Soweit der Inhaber der angegriffenen Marke meint, dass der Annahme von Warenidentität bzw Warenähnlichkeit entgegenstehe, dass die Widerspruchsmarke wegen des im Markenwort enthaltenen Begriffs "Test" nur für Diagnostika bestimmt sein könne, diese Waren aber im Warenverzeichnis der angegriffenen Marke ausdrücklich ausgenommen seien, führt dies zu keiner anderen Bewertung. Sofern nicht die Benutzung der Widerspruchsmarke bestritten ist, sind im markenrechtlichen Widerspruchsverfahren bei der Beurteilung der Ähnlichkeit der durch die beiden Marken erfassten Waren die im Warenverzeichnis der Widerspruchsmarke eingetragenen Waren heranzuziehen (vgl Ströbele/Hacker MarkenG 7. Aufl § 9 Rdn 79 mwN), hier also maßgeblich insbesondere "Pharmazeutische und veterinärmedizinische Erzeugnisse". Abgesehen davon wird aber auch enge Ähnlichkeit zwischen Arzneimitteln wie auch pharmazeutischen Erzeugnissen und Diagnostika jedenfalls dann bejaht, wenn - wie vorliegend - in den Warenverzeichnissen nur Warenoberbegriffe enthalten sind (vgl Richter/Stoppel aaO S 107).
Kollisionsmindernd berücksichtigt der Senat zu Gunsten des Inhabers der angegriffenen Marke, dass die Kennzeichnungskraft der Widerspruchsmarke eher geringer einzustufen und damit ihr Schutzumfang vermindert ist. Dies beruht darauf, dass der Markenbestandteil "ZINK" ein Sachhinweis auf dieses essentielle Spurenelement ist, das zB bei Zinkmangelzuständen dem Körper durch entsprechende Präparate zugeführt werden kann (vgl Pschyrembel, Klinisches Wörterbuch, 259. Aufl S 1817); der weitere Bestandteil "TEST" ist ein Sachhinweis auf die Bestimmung der Waren, hier im Sinn einer medizinischen Untersuchung/Prüfung (vgl Duden, Das Wörterbuch medizinischer Fachausdrücke, 7. Aufl Stichwort "Test"); der Buchstabe "O" zwischen diesen Bestandteilen erscheint als typischer Verbindungsvokal, wie dies zB auch entsprechend bei mit "Coro" beginnenden Herz/Kreislaufpräparaten der Fall ist, bei denen das lateinische Wort "Cor" für "Herz" steht. In Verbindung mit den hier maßgeblichen Produkten ergibt sich ein deutlich beschreibender Anklang an "Zinktest" im Sinn von Prüfung der Konzentration an Zink.
Aber auch bei Anlegung nicht mehr ganz strenger Maßstäbe ist ein zur Vermeidung von Verwechslungen ausreichender Markenabstand nicht eingehalten.

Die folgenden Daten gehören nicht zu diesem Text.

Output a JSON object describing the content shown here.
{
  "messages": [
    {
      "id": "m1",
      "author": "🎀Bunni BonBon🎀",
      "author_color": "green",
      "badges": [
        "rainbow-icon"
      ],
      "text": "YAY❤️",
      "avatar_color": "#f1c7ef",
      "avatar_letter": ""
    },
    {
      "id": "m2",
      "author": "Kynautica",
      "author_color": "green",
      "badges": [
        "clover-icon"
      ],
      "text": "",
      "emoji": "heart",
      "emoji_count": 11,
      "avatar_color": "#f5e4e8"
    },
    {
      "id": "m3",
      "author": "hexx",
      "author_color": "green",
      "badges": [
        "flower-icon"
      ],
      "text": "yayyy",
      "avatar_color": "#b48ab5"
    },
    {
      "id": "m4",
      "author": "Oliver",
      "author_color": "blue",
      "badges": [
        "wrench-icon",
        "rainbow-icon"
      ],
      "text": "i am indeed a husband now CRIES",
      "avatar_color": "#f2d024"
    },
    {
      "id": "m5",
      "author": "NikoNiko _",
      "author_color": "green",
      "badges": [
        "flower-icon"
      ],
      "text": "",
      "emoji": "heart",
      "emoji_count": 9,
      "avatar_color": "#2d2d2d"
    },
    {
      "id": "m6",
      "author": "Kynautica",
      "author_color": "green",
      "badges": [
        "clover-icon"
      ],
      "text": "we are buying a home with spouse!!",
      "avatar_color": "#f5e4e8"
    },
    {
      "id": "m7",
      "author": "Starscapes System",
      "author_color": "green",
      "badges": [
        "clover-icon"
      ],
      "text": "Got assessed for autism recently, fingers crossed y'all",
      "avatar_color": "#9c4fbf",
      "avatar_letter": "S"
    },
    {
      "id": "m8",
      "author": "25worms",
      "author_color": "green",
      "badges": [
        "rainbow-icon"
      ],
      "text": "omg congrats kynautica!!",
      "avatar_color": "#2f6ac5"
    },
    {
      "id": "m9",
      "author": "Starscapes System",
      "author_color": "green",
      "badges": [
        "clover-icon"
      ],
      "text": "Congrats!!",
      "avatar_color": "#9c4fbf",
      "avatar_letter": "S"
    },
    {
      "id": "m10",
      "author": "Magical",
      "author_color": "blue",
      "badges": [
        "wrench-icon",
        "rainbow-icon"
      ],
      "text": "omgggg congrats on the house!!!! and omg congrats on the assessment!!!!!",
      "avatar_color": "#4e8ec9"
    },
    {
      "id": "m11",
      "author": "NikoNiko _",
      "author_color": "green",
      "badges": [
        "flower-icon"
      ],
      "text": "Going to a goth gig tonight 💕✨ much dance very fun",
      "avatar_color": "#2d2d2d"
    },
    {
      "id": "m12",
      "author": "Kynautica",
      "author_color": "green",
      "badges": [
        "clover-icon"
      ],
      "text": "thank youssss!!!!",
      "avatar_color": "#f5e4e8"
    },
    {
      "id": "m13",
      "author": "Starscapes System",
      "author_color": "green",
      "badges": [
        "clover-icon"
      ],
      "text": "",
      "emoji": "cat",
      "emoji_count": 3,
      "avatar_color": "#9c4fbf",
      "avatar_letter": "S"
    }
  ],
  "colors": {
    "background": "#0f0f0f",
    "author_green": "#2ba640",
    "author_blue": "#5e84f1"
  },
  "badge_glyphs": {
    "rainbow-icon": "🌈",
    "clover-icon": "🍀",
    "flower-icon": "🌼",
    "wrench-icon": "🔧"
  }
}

In klanglicher Hinsicht stimmen die Marken bei gleicher Silbenzahl, Vokalfolge sowie gleichem Sprech- und Betonungsrhythmus bis auf die Endbuchstaben "c", gesprochen wie "k", bzw "ST" überein, wobei der Buchstabenverbindung "ST" am Wortende Einzellautcharakter zukommt. Zwar führt der Erfahrungssatz, dass der Verkehr den Wortanfang regelmäßig stärker beachtet, wegen des beschreibenden Inhalts nicht zu einer besonderen Gewichtung des Bestandteils "Zink" (vgl BGH GRUR 2004, 783, 785 - NEURO-VIBOLEX/NEURO-FIBRAFLEX). Jedoch besteht auch im Übrigen wegen des hohen Masses an Übereinstimmungen eine so erhebliche Zeichenähnlichkeit, dass die einzige Abweichung im Schlusslaut am allgemein weniger stark beachteten Wortende nicht zu einem nicht mehr verwechselbaren akustischen Gesamteindruck der Marken führt.
Zur Unterscheidbarkeit der Marken trägt schließlich auch nicht der abweichende Begriffsgehalt in den Endbestandteilen der Marken bei. Bei hochgradigen Übereinstimmungen kommt ein Ausschluß der Verwechslungsgefahr durch einen abweichenden Sinngehalt regelmäßig nicht in Betracht. Denn auch Abnehmern, denen die Bedeutung des einen oder anderen Markenwortes ohne weiteres geläufig ist, nützt die begriffliche Abgrenzung nichts, wenn sie sich wegen der großen Schrift- oder Klangähnlichkeit verlesen bzw verhören, weil ihnen dann entweder der Sinngehalt überhaupt nicht oder der falsche Begriff zum Bewusstsein kommt (vgl Ströbele/Hacker aaO § 9 Rdn 231 mwN).
Zu einer Kostenauferlegung aus Billigkeitsgründen bietet der Streitfall keinen Anlaß (§ 71 Abs 1 MarkenG).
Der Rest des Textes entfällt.